1. Discuss the ADHD Brain

Students will learn that their motivation issues are not caused by attitude or some other personal default if they are taught about the neuroscience of stress and fear and how it affects motivation in ADHD brains. Equipped with this clarification, kids are more likely to gain a greater sense of control over the circumstance and are less likely to claim ADHD as a justification.


2. Apply Scales for Success Rating

It matters more to a kid how they view a task’s level of difficulty and their capacity to do it than what their parents or teachers may say. (This is why remarks such as “I am sure you can pull this off.” It is simple. Though well-meaning, comments like “You have done it before” should not always be directed at a student who is making an effort but struggling to succeed. To figure out how to help kids, it is critical to understand how they view a task. Success rating scales can help with it.

Students can rate the starting difficulty of classwork and homework at the top of the page by placing their ability rating, and they can also rate the ultimate difficulty of the assignment at the bottom. For example, students may discover that a job that appears to be a 4:4 is actually a 3:3. This distinction may serve as the starting point for conversations between educators and learners over how to enter a “go-go zone” at the start of an educational task. A work file should be maintained by educators and parents so that it can be utilized as an impartial log of the student’s development and achievements.

Motivation can also be measured using a similar scale in terms of how valuable a task is to a learner. Teachers can design a learning activity that is connected to a student’s interests or life experiences in order to boost motivation for a task that the student thinks “boring” or irrelevant. In this manner, it will enable the learner to accomplish or exhibit the desired target ability more personally. If a student does not want to write an essay about a book, they might want to write about a video game they like to play instead.


3. Optimize Resources and Reduce Obstacles

Parents and teachers ought to assist pupils in analyzing their asset profiles. Stated differently, what advantages they may have over others that could allow them to do a task successfully.
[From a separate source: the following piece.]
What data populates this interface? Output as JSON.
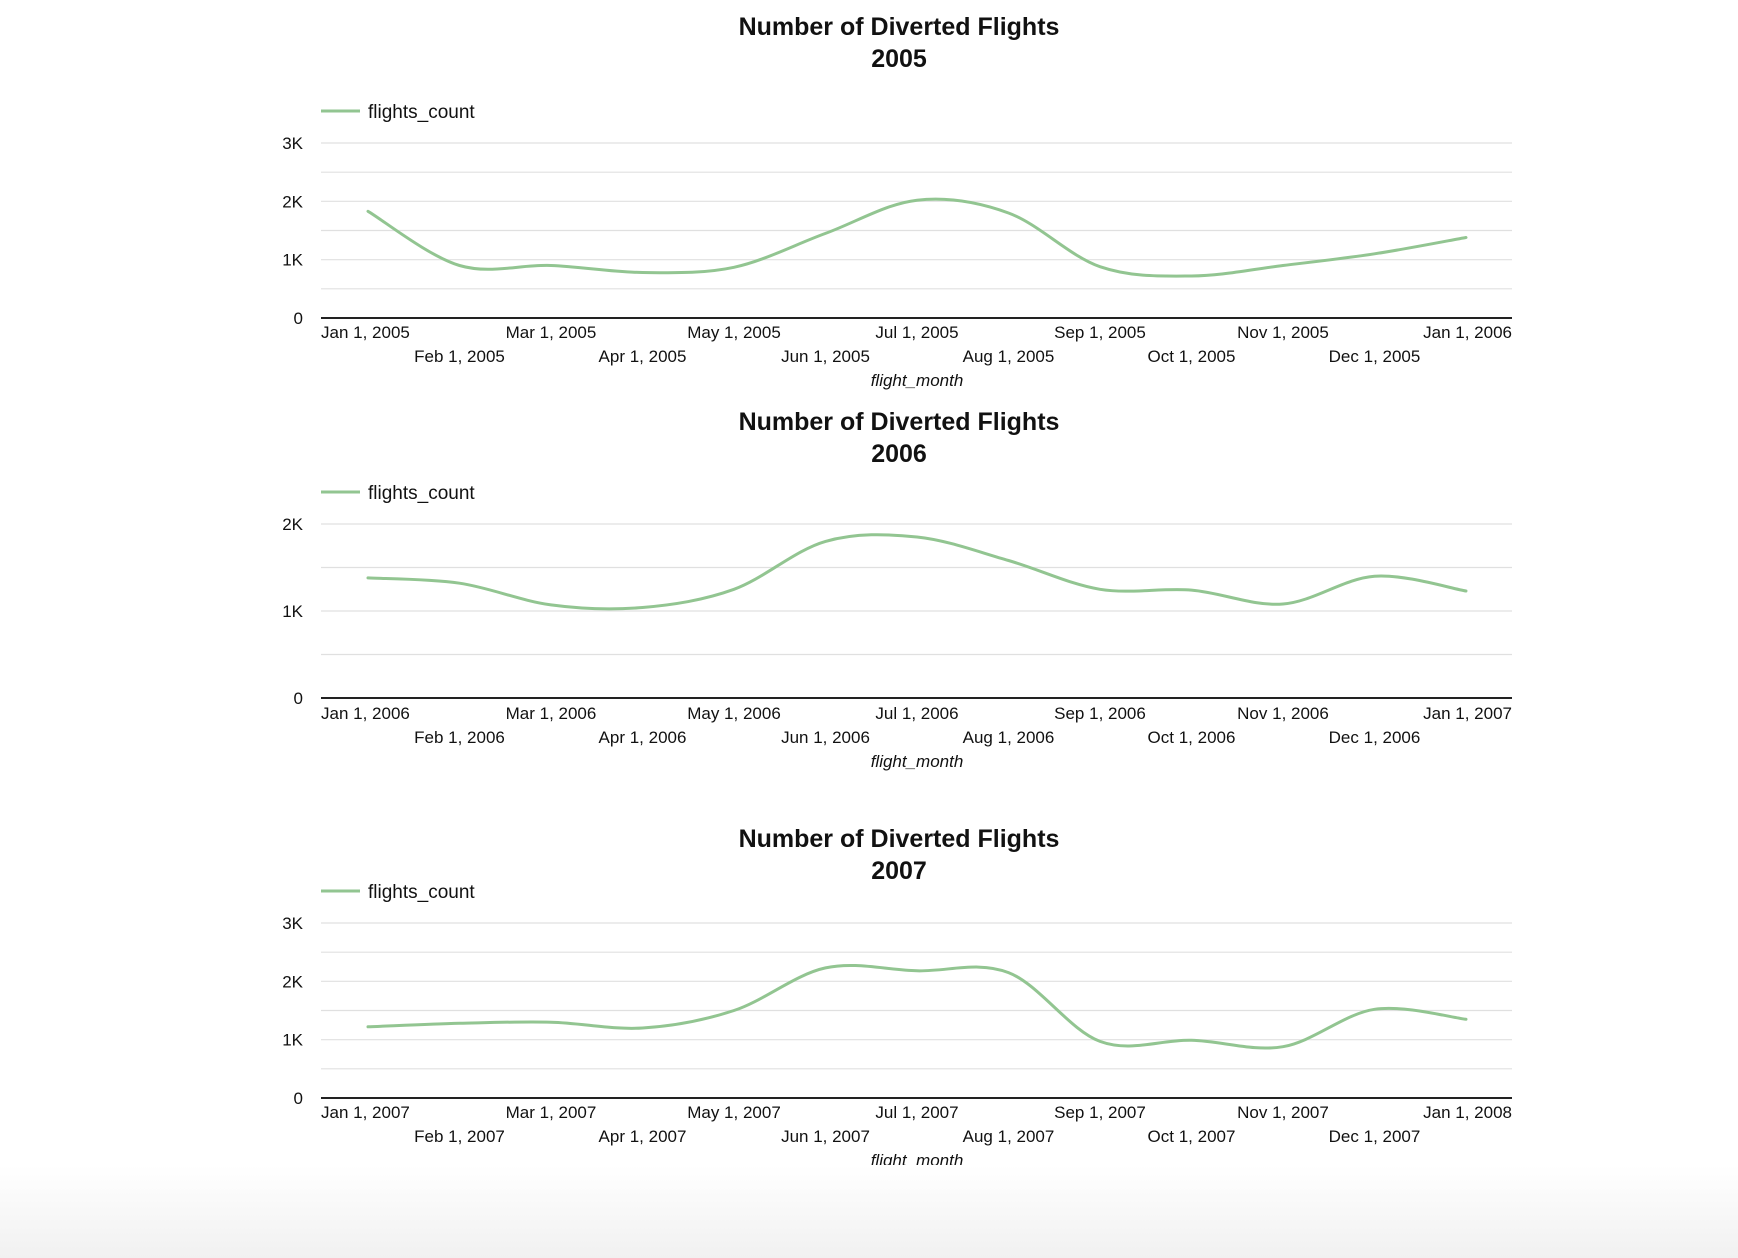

It is a common misconception among students that they have “nothing” going for them. Teachers and parents can assist students re-establish a positive outlook and lower their fear factor by providing them with a “competence anchor,” which is a recollection of an activity or time when they achieved accomplishment. Use a comparable assignment from the student’s work file (as previously suggested), for example, to demonstrate that they have persevered, challenged their beliefs, and succeeded in the past and that they are capable of doing so again. Remind them of the extracurricular pursuits they maintained, such as the hours they dedicated to mastering an instrument or completing a challenging level in a video game. The stereotype of the “lazy” student can be debunked by showing that a student has the perseverance and motivation to finish a task.

The reason a competency anchor works is because the brain, which regrettably is quite adept at clinging to memories of fear and failure, responds strongly to success. (The excitement of achievement accounts for the widespread appeal of video games, which are made to introduce children to success at lower performance levels and only raise the challenge level in response to performance.)

Lastly, it is critical to assist a child in identifying the obstacles to achievement. In addition to a lack of ability, obstacles may include items in the child’s immediate surroundings that disrupt motivation and focus, such as noise or activity outside the window. For this specific problem, relocating the student to a more peaceful location or getting rid of the distraction could be solutions. Until pupils can solve on their own, parents and instructors may need to provide recommendations.


Educating children about the neurological underpinnings of motivation and stress can help set them up for greater success. Making learning more enjoyable and lowering students’ odds of failure and raising their possibilities of success—factors that boost motivation—occurs when we design learning spaces and activities that support students in feeling safe and confident.